How to use principal component analysis for logistic regression


I'm interested in using logistic regression to classify opera singing (n=100 audiofiles) from non opera singing (n=300 audiofiles) (just an example). I have multiple features that I can use (i.e. MFCC, pitch, signal energy). I would like to use PCA to reduce dimensionality, which will drop the 'least important variables'. My question is, should I do my PCA on my whole dataset (but opera and non-opera)? Because if I do, wouldn't this drop the 'least important variables' for both opera and non-opera rather than drop the variables least important for identifying opera?


Solution

  • Short answer:

    You must do your PCA on the whole data.

    Not so short answer:

    1. First combine the samples from both classes.
    2. Then split your data in train and test. (train and test sets must contain data from both classes)
    3. Use your train data to fit you PCA model
    4. Apply the PCA transformation you trained in (3) on both train and test set
    5. Train and Test your logistic regression model on the projected datasets

    Long answer:

    PCA does not remove the 'least important variables'. PCA is a dimensionality reduction algorithm that is going to find linear combinations of the input features that encode the same amount of information (inertia) using fewer coordinates.

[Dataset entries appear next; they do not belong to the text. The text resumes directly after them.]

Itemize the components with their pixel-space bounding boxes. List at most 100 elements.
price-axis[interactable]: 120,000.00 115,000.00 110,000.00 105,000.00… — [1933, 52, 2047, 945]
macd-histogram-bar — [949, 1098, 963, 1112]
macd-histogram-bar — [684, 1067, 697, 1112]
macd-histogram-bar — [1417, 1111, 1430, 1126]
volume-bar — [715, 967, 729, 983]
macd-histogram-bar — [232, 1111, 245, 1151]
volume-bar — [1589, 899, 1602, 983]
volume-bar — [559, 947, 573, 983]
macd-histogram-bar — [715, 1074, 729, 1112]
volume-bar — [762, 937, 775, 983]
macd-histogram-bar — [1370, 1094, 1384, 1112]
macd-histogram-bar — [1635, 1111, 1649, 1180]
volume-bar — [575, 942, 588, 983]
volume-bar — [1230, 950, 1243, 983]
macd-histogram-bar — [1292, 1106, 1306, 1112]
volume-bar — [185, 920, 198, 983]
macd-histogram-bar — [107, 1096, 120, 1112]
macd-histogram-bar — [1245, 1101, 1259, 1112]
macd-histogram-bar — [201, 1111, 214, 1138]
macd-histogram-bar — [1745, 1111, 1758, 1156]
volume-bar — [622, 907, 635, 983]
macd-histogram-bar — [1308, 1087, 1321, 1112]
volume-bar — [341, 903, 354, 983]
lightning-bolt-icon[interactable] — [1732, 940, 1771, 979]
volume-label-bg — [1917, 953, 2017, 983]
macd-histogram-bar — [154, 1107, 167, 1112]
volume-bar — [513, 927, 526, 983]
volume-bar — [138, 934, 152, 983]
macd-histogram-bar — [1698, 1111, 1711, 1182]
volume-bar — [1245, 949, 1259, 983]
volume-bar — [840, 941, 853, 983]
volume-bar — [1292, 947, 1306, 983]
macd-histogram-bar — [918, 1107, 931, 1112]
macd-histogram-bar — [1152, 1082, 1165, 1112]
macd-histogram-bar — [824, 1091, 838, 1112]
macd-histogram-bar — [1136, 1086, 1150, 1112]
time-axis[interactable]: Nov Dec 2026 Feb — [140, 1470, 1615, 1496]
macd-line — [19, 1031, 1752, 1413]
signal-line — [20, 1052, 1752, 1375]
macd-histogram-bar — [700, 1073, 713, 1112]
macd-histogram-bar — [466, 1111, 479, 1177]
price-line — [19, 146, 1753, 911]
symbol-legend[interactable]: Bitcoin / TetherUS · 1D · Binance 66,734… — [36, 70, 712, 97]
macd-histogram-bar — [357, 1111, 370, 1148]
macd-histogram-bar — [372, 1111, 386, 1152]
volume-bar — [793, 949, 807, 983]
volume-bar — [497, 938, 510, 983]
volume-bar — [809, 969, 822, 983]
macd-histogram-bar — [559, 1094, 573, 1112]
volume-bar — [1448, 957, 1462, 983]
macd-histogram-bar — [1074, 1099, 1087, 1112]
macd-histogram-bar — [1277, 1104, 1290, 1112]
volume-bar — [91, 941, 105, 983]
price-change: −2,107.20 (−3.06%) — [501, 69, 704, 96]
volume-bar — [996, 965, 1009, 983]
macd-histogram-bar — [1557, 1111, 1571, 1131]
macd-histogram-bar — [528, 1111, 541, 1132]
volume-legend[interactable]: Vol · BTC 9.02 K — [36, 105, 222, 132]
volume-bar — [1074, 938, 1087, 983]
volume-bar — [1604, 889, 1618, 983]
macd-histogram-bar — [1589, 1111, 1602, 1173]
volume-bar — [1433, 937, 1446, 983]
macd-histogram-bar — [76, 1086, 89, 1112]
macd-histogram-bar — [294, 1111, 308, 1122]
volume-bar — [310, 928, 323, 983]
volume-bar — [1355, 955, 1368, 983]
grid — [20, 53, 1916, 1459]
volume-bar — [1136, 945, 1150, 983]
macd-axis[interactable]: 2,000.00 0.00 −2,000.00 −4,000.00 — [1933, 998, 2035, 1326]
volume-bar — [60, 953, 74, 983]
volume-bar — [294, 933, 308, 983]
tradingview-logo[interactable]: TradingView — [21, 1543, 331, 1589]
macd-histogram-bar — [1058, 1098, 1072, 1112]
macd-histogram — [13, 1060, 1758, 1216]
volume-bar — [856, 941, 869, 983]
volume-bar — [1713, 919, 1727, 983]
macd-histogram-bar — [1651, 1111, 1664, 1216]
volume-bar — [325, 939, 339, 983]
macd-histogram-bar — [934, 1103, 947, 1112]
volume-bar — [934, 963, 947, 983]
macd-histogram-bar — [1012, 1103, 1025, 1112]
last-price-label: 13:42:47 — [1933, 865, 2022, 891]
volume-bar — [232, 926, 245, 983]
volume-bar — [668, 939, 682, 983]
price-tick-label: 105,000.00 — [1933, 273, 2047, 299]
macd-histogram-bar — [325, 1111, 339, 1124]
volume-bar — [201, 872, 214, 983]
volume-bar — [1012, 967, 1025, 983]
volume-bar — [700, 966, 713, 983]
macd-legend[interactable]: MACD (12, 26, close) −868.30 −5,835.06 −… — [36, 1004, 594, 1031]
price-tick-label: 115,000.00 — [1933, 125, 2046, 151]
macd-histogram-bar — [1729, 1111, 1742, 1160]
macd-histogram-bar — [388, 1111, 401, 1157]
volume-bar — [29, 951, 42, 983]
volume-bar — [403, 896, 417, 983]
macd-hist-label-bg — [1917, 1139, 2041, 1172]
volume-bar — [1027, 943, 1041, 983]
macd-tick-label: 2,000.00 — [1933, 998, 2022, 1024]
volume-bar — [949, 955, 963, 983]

    So if your data has N_Feats you can think of PCA as a matrix of dimension N_Feats x Projection_size where Projection_size < N_Feats that you multiply to your data to get a projection of lower dimension

    This implies that you need all your features(variables) to compute your projection.

    If you think in terms of projections, it doesn't make sense to have 2 different projections for each class. Why? There are 2 reasons:

    1. If you have two PCAs one for each class, when you want to test your model, you will not know which PCA you must apply for each data sample unless you peek on the test labels. This is an unrealistic situation because if you already know the labels you dont need a classifier at all. So if you do this you will get a high performance because you are introducing the label undirectly at the input of your classifier.
    2. If you have two PCAs the coordinates of the projected samples will not have the same meaning depending on the class. It would be like training a classifier on two completely different sources of data that have the same dimention. Like training a logistic regression to distinguish a mice from an elephant then giving 1 feature for the mice that is the weight and giving 1 feature for the elephants which is the size. The logistic regression model will give you an output because numerically a solution can be computed. But it doesn't make sense in terms of methodology.